Treatment with Biologics Improves Measures of Work Disability in Patients with Psoriatic Arthritis


Treatment with anti-TNF drugs and DMARDs is associated with clinically significant improvement measures of work disability such as presenteeism and productivity loss in patients with psoriatic arthritis.

Observational research from Britain indicates that patients who obtain proper treatment for psoriatic arthritis miss fewer days of work and get more done on the job.

Previous studies have consistently found that many people who develop the condition become dramatically less productive, both because they miss more days of work and because they accomplish less when they’re working. A significant number of them — estimates vary from 16% to 39% — do the least required to stay employed, a strategy known as presenteeism.

Drug trials have demonstrated that a number of compounds can ease the symptoms of psoriatic arthritis, but existing data provided little information about the effect such medications have on user output, so the authors of the new study recruited 400 untreated patients from 23 hospitals to investigate whether good care would make good workers.

Some patients used anti-tumor necrosis factor (anti-TNF) drugs while others began on disease-modifying antirheumatic drugs (DMARDs). Anti-TNF patients tended to have had the disease longer at baseline than those who started on DMARDs: mean 11years (interquartile range [IQR], 3.5-18.5 years) vs mean 5 years (IQR, 2-11 years). They also tended to have more tender joints (mean, 16; IQR ,11-25) and swollen joints (mean, 7; IQR, 5-12) compared to DMARD patients, who had an average of 11 tender joints(IQR, 5-20.25) and 5 swollen joints (IQR, 2-10). Other demographic and clinical measures were not significantly different. (This being an observational study, there was no placebo group.)

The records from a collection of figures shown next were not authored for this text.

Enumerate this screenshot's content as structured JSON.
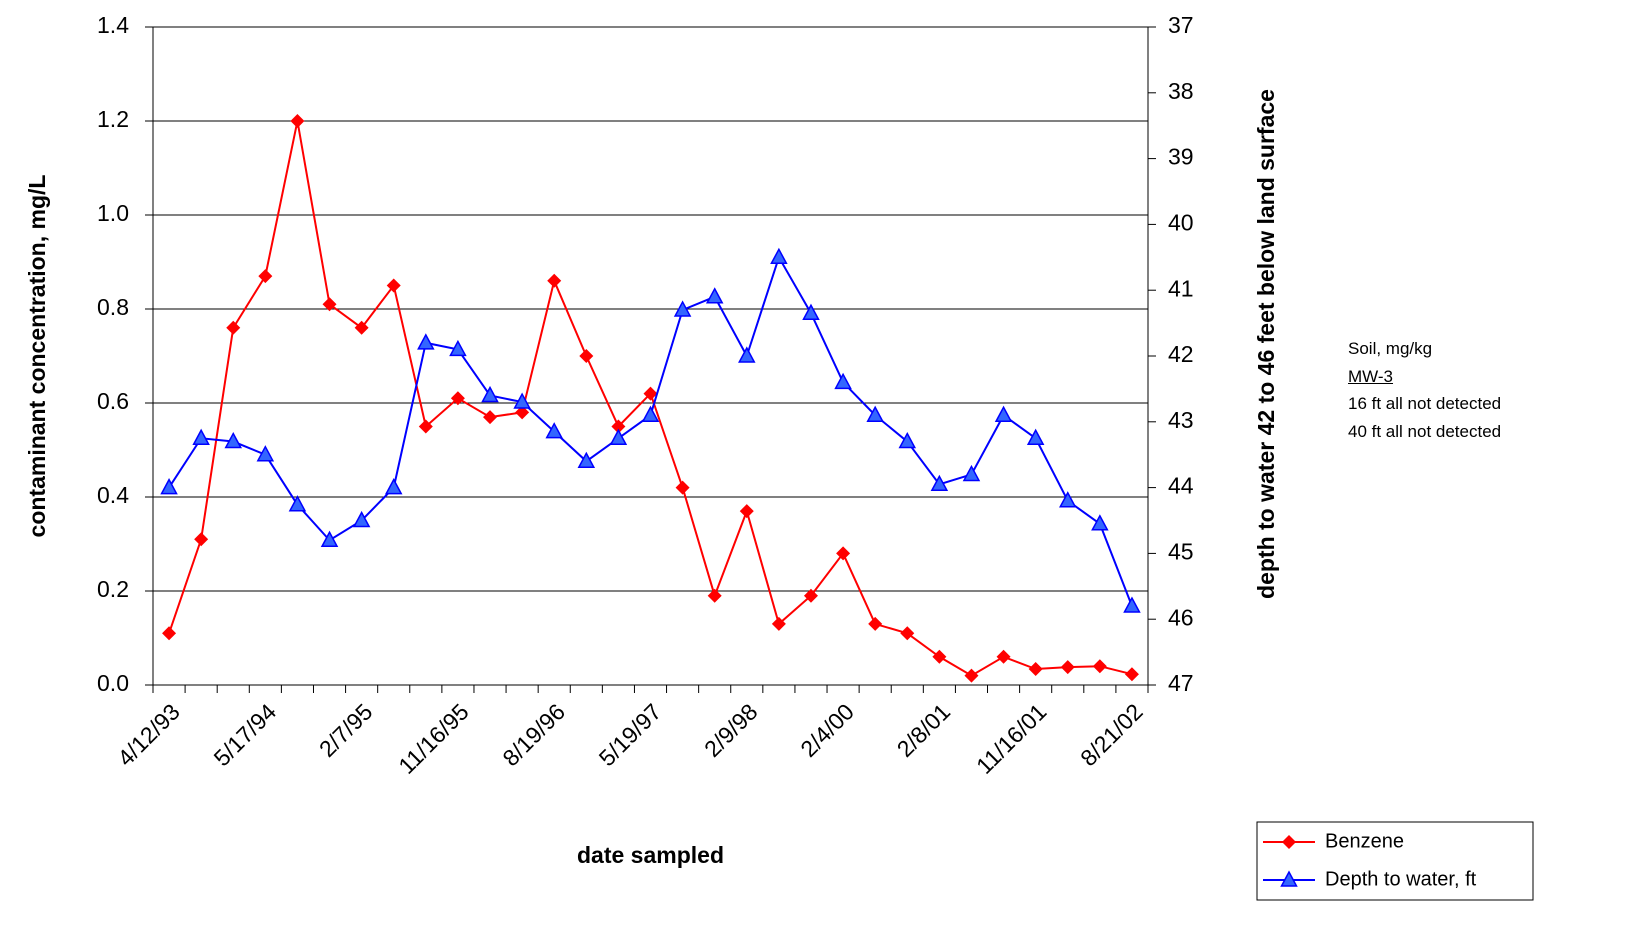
{
  "chart_data": {
    "type": "line",
    "xlabel": "date sampled",
    "ylabel": "contaminant concentration, mg/L",
    "y2label": "depth to water 42 to 46 feet below land surface",
    "categories": [
      "4/12/93",
      null,
      null,
      "5/17/94",
      null,
      null,
      "2/7/95",
      null,
      null,
      "11/16/95",
      null,
      null,
      "8/19/96",
      null,
      null,
      "5/19/97",
      null,
      null,
      "2/9/98",
      null,
      null,
      "2/4/00",
      null,
      null,
      "2/8/01",
      null,
      null,
      "11/16/01",
      null,
      null,
      "8/21/02"
    ],
    "series": [
      {
        "name": "Benzene",
        "color": "#ff0000",
        "marker": "diamond",
        "values": [
          0.11,
          0.31,
          0.76,
          0.87,
          1.2,
          0.81,
          0.76,
          0.85,
          0.55,
          0.61,
          0.57,
          0.58,
          0.86,
          0.7,
          0.55,
          0.62,
          0.42,
          0.19,
          0.37,
          0.13,
          0.19,
          0.28,
          0.13,
          0.11,
          0.06,
          0.02,
          0.06,
          0.034,
          0.038,
          0.04,
          0.023
        ]
      },
      {
        "name": "Depth to water, ft",
        "color": "#0000ff",
        "marker": "triangle",
        "axis": "y2",
        "values": [
          44.0,
          43.25,
          43.3,
          43.5,
          44.26,
          44.8,
          44.5,
          44.0,
          41.8,
          41.9,
          42.6,
          42.7,
          43.15,
          43.6,
          43.25,
          42.9,
          41.3,
          41.1,
          42.0,
          40.5,
          41.35,
          42.4,
          42.9,
          43.3,
          43.95,
          43.8,
          42.9,
          43.25,
          44.2,
          44.55,
          45.8
        ]
      }
    ],
    "ylim": [
      0,
      1.4
    ],
    "yticks": [
      {
        "value": 0,
        "label": "0.0"
      },
      0.2,
      0.4,
      0.6,
      0.8,
      {
        "value": 1,
        "label": "1.0"
      },
      1.2,
      1.4
    ],
    "y2lim": [
      47,
      37
    ],
    "y2ticks": [
      37,
      38,
      39,
      40,
      41,
      42,
      43,
      44,
      45,
      46,
      47
    ],
    "grid": true,
    "legend": "bottom-right",
    "annotations": [
      "Soil, mg/kg",
      "MW-3",
      "16 ft all not detected",
      "40 ft all not detected"
    ]
  }
}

Neither type of treatment was associated with any significant increase or decrease in employment, but among the 236 patients who were employed at baseline, both medication classes were associated with increased output.

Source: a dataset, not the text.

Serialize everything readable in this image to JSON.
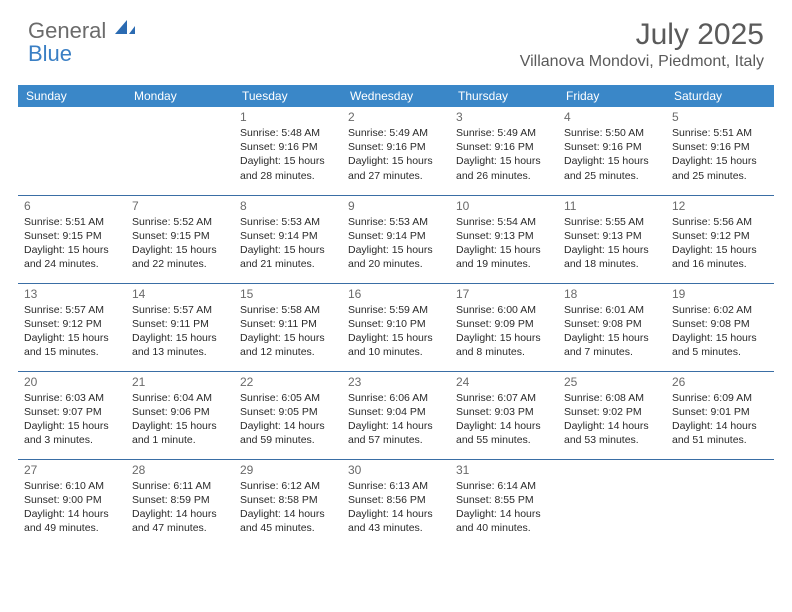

Presenteesim fell from 40% (IQR, 20-60) to 10% (IQR, 0-30) among anti-TNF patients (p=0.001), while productivity loss fell from 45% (IQR 26.2-67-8) to 10% (IQR, 0-30.0) in that group (p=0.001). Among patients in the DMARD group, presenteeism fell from 30% (IQR, 10-60) to 20% (IQR, 10-50), while productivity loss fell from 40% (IQR, 20-70) to 25% (IQR, 10-60) over the same time (p=0.001 for both observations).

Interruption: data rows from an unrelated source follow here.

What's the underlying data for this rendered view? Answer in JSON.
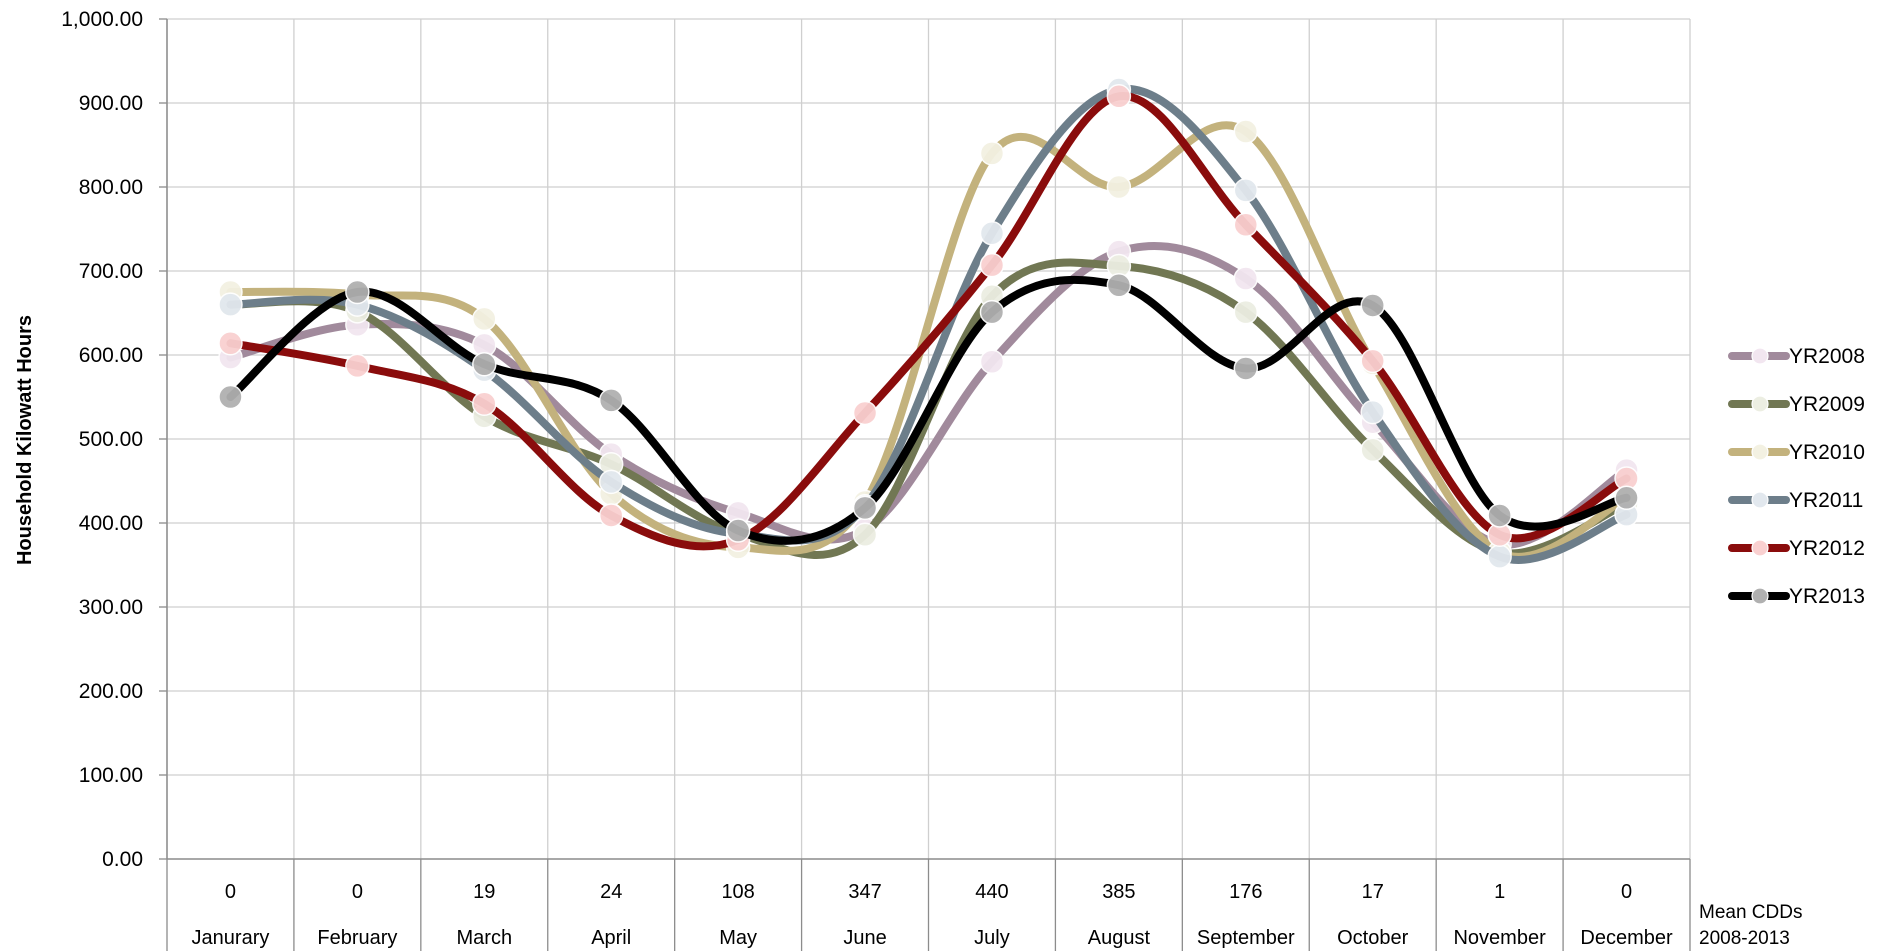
{
  "chart_data": {
    "type": "line",
    "ylabel": "Household Kilowatt Hours",
    "ylim": [
      0,
      1000
    ],
    "yticks": [
      "0.00",
      "100.00",
      "200.00",
      "300.00",
      "400.00",
      "500.00",
      "600.00",
      "700.00",
      "800.00",
      "900.00",
      "1,000.00"
    ],
    "categories": [
      "Janurary",
      "February",
      "March",
      "April",
      "May",
      "June",
      "July",
      "August",
      "September",
      "October",
      "November",
      "December"
    ],
    "cdd": [
      "0",
      "0",
      "19",
      "24",
      "108",
      "347",
      "440",
      "385",
      "176",
      "17",
      "1",
      "0"
    ],
    "cdd_title": [
      "Mean CDDs",
      "2008-2013"
    ],
    "grid": true,
    "legend_position": "right",
    "series": [
      {
        "name": "YR2008",
        "color": "#A18A9C",
        "marker_fill": "#F2E6F0",
        "values": [
          597,
          636,
          612,
          482,
          412,
          392,
          592,
          723,
          691,
          520,
          375,
          463
        ]
      },
      {
        "name": "YR2009",
        "color": "#717753",
        "marker_fill": "#ECEEE2",
        "values": [
          660,
          652,
          527,
          470,
          387,
          386,
          670,
          706,
          651,
          487,
          365,
          423
        ]
      },
      {
        "name": "YR2010",
        "color": "#C3B27D",
        "marker_fill": "#F3F1E2",
        "values": [
          675,
          672,
          643,
          435,
          371,
          425,
          840,
          800,
          866,
          590,
          365,
          430
        ]
      },
      {
        "name": "YR2011",
        "color": "#6D7E8A",
        "marker_fill": "#E2E8EE",
        "values": [
          660,
          660,
          582,
          449,
          387,
          420,
          745,
          916,
          796,
          532,
          360,
          410
        ]
      },
      {
        "name": "YR2012",
        "color": "#8A0C0C",
        "marker_fill": "#F9D0D0",
        "values": [
          614,
          587,
          542,
          409,
          380,
          531,
          707,
          908,
          755,
          593,
          386,
          453
        ]
      },
      {
        "name": "YR2013",
        "color": "#000000",
        "marker_fill": "#B0B0B0",
        "values": [
          550,
          675,
          589,
          546,
          391,
          418,
          651,
          683,
          584,
          659,
          409,
          430
        ]
      }
    ]
  }
}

“We observed a clinically significant improvement in presenteeism, productivity loss and disease activity after initiation of DMARD and anti-TNF treatment,” wrote the authors of the paper, who presented its findings at this year’s Congress of the European League Against Rheumatism. “Improvement in work disability and disease activity was greater and more rapid amongst those commenced on anti-TNF. This study suggests work disability is reversible in the real world setting.”

The study followed patients for 24 weeks, but presenteeism began to decline in both treatment groups just 2 weeks after initial treatment and it continued to decline, though at a slower rate, until the end of the study period.

The study team speculated that the anti-TNF treatment saw greater improvements in output because its members, on average, responded better to treatment than those in the DMARD group. Mean DAPSA scores fell from 53 (IQR, 38.3-68.4) to 14 (IQR, 6.9-37.4) in the anti-TNF group (p=.001), which is defined as a good response using established cut points. Mean DAPSA scores in the DMARD group, however, only dropped from 39 (IQR, 27.9-58.4) to 30 (IQR, 18.4-38.5) in the DMARD group (p=.001), which is defined as a poor response.